The following state reported the measure to CMS, but did not use Adult Core Set specifications to calculate the measure: AR. CMS did not include the rate for this state.
The Adult Core Set specifications include guidance for calculating this measure using the administrative method or the hybrid method. The hybrid method uses a combination of administrative and medical records data to identify services included in the numerator or to determine exclusions from the denominator based on diagnoses or other criteria.
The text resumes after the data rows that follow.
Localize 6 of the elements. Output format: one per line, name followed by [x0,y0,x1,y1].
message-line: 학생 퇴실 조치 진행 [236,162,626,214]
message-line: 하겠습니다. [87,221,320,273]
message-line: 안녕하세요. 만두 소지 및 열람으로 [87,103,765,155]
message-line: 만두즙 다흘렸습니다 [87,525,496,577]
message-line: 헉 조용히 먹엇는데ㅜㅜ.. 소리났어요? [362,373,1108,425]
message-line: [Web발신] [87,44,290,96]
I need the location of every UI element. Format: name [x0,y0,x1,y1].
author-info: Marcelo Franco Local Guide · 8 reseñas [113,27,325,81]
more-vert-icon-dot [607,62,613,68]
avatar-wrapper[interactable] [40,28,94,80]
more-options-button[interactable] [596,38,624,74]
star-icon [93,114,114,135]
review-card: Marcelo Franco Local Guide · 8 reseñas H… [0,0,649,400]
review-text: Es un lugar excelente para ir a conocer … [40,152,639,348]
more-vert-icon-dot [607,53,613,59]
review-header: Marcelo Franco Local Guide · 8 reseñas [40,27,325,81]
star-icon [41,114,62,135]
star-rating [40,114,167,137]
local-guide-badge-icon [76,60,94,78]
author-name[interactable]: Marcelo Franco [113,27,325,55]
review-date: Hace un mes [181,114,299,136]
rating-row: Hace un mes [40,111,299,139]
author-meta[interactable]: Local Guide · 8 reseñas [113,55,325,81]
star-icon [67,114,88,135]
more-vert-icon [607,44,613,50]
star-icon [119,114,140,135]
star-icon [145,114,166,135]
Unless otherwise specified, administrative data sources are the state’s Medicaid Management Information System (MMIS) and/or data submitted by managed care plans; medical record data sources are paper and/or electronic health records. This measure is also specified for calculation using electronic health records.
Unless otherwise specified:
- States used Adult Core Set specifications, based on National Committee for Quality Assurance (NCQA) 2020 specifications. The following state used National Committee for Quality Assurance 2019 specifications: OR.
- Denominators are assumed to be the measure-eligible population for states using the administrative method; states using the hybrid method often reported the sample size for the medical chart review rather than the measure-eligible population. Some states reported exclusions from the denominator, as noted in the state-specific comments.
- The measurement period for this measure was January 2018 to December 2019. TN reported data for January 2017 to December 2018 and KY reported data for FFY 2019.
- Rates displayed reflect state reporting for Medicaid enrollees ages 18 to 64 (16 states) or ages 18 to 85 (17 states).
ACO = Accountable Care Organization; AHRQ = Agency for Healthcare Research and Quality; CCO = Coordinated Care Organization; CHIP = Children’s Health Insurance Program; CMS = Centers for Medicare & Medicaid Services; CMO = Care Management Organization; CY = Calendar Year; ED = Emergency Department; EHR = Electronic Health Record; EQRO = External Quality Review Organization; FFS = Fee for Service; FFY = Federal Fiscal Year; HCBS = Home- and Community-Based Services; HEDIS = Healthcare Effectiveness Data and Information Set; HMO = Health Maintenance Organization; ICD = International Classification of Diseases; LOINC = Logical Observation Identifiers Names and Codes; MACPro = Medicaid and CHIP Program System; MCO = Managed Care Organization; MMIS = Medicaid Management Information System; NCQA = National Committee for Quality Assurance; NR = Not Reported; PCCM = Primary Care Case Management; PCP = Primary Care Practitioner.